The Annual Family Plonsker Lecture in Contemporary Art
The Plonsker Family Lecture Series in Contemporary Art was established in 1994 by Madeleine Plonsker, Harvey Plonsker (Class of 1961) and their son, Ted Plonsker (Class of 1986), to examine current issues in contemporary art. Past lectures include the symposium “Jackson Pollock: Beneath the Surface, A Tribute to Kirk Varnedoe ’67″; and lectures by acclaimed artists Gregory Crewdson, Iñigo Manglano-Ovalle, Vik Muniz, Carolee Schneemann, and Kara Walker.
About the Artist
Michael Rakowitz (b. 1973, New York) is an artist based in Chicago and New York City.
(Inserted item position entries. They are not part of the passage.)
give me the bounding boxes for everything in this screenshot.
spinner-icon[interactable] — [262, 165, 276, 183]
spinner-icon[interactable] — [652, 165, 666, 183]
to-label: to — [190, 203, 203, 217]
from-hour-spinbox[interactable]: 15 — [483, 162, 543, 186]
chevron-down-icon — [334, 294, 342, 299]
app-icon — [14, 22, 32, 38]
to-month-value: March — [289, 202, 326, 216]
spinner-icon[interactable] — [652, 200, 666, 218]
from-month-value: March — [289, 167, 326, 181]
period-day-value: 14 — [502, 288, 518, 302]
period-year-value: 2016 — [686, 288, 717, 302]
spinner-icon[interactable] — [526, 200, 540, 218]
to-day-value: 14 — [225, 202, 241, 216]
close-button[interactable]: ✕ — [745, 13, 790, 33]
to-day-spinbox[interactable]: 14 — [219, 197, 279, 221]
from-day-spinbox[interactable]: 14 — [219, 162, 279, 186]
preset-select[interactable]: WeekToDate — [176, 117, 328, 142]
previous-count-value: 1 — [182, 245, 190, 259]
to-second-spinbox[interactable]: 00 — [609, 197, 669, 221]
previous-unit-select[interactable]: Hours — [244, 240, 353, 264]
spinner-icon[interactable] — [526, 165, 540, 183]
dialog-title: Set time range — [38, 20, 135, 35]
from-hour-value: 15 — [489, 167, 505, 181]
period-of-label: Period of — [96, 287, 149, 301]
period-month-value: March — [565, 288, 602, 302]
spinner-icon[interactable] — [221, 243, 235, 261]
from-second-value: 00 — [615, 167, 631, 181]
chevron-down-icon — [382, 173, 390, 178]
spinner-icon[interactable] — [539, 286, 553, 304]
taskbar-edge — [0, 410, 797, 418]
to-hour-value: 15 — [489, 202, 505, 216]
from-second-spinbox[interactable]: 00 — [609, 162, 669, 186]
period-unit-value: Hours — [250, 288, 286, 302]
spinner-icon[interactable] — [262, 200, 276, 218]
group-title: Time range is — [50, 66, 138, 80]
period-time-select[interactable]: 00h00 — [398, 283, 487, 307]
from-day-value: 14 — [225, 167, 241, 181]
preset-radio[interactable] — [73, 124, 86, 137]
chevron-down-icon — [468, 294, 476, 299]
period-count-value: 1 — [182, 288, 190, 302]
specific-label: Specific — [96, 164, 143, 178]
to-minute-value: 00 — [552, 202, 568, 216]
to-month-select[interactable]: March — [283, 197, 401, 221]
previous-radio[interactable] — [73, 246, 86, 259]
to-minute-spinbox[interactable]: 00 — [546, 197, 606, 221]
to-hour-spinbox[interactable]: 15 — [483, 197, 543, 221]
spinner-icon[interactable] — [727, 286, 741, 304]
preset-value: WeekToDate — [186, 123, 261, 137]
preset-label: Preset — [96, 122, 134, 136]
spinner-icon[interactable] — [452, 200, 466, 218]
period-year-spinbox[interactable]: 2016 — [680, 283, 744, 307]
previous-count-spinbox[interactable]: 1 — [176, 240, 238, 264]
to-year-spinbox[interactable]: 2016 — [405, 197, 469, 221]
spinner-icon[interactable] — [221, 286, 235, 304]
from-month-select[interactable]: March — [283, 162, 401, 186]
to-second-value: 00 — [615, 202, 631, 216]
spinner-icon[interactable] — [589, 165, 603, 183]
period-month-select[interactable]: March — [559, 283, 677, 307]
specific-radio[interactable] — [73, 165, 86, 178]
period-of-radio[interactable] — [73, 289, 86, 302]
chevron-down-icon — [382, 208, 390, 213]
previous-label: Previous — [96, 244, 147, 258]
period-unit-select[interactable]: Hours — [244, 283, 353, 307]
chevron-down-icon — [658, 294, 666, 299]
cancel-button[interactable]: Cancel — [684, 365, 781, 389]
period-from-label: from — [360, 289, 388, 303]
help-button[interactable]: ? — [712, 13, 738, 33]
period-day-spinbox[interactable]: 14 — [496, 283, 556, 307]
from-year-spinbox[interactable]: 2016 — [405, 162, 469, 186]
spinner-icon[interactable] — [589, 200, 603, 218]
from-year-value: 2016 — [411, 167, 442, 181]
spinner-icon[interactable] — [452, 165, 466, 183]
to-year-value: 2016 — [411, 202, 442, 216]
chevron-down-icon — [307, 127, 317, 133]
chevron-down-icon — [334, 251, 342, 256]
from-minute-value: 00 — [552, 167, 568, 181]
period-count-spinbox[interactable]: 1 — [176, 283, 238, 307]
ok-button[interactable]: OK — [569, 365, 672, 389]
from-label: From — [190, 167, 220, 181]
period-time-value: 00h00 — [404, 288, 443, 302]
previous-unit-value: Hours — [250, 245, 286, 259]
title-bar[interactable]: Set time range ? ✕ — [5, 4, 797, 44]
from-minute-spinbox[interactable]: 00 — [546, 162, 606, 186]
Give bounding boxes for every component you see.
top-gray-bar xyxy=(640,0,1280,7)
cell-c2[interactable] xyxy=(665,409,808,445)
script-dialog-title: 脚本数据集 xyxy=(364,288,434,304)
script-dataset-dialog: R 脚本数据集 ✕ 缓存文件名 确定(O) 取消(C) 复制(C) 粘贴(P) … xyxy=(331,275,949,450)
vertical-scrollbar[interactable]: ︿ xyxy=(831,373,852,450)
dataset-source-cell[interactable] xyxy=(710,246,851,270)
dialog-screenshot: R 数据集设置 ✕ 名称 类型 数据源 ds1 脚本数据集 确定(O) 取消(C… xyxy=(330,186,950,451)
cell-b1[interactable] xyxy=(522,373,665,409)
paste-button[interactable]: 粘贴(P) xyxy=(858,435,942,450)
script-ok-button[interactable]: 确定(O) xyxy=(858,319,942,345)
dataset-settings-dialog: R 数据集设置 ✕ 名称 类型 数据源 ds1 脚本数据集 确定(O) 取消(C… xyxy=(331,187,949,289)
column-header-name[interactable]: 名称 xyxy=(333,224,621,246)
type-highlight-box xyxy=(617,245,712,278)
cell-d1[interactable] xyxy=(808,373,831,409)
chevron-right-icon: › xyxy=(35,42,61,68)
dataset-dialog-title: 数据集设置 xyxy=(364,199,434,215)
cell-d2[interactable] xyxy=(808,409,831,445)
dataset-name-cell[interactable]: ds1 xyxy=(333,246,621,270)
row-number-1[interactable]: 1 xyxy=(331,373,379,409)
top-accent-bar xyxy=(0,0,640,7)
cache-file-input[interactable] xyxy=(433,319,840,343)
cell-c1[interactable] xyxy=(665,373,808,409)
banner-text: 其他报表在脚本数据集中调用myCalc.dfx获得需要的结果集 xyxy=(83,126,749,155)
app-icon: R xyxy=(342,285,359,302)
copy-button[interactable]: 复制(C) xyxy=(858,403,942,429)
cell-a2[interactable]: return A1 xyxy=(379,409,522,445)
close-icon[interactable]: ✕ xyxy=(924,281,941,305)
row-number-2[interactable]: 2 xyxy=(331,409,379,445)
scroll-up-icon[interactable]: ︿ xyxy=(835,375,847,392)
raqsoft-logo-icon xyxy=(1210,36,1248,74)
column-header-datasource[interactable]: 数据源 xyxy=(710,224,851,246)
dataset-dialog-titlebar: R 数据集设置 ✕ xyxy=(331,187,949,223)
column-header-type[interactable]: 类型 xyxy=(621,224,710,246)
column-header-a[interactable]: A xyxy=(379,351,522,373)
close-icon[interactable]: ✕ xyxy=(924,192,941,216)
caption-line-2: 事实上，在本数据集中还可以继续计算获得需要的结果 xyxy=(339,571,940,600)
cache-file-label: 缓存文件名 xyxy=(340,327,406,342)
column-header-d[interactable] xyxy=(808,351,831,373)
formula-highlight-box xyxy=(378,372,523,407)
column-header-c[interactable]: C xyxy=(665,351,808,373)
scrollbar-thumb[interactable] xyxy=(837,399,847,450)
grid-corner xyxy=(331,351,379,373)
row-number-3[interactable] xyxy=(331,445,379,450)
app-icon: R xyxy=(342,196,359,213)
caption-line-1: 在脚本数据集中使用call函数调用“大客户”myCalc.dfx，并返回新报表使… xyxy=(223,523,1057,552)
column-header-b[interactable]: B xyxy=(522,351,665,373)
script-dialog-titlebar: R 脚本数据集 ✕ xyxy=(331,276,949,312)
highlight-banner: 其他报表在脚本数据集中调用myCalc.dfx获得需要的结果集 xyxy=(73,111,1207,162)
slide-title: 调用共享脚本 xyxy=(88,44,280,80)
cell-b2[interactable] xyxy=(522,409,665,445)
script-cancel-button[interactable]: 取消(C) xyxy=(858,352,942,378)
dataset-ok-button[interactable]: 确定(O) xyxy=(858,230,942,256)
In 1998 he initiated paraSite, an ongoing project in which the artist custom builds inflatable shelters for homeless people that attach to the exterior outtake vents of a building’s heating, ventilation, or air conditioning system. His work has appeared in venues worldwide including P.S. 1, MoMA, MassMOCA, Castello di Rivoli, the 10th Istanbul Biennial, Sharjah Biennial 8, Tirana Biennale, National Design Triennial at the Cooper Hewitt, and Transmediale 05. He has had solo exhibitions at Lombard-Fried Projects in New York, Stadtturgmgalerie/Kunstraum Innsbruck, and the Tate Modern in London. His recent public project, “Return,” was presented by Creative Time in New York. He is the recipient of a 2008 Creative Capital Grant for a collaboration with Emna Zghal, the Sharjah Biennial Jury Award, a 2006 New York Foundation for the Arts Fellowship Grant in Architecture and Environmental Structures, the 2003 Dena Foundations Award, and the 2002 Design 21 Grand Prix from UNESCO. His work is in many private and public collections including the Museum of Modern Art (MOMA), Architecture and Design Collection, UNESCO, Paris, and the Smart Museum of Art, University of Chicago. Rakowitz is also Contributing Editor for Surface Tension: A Journal on Spatial Arts.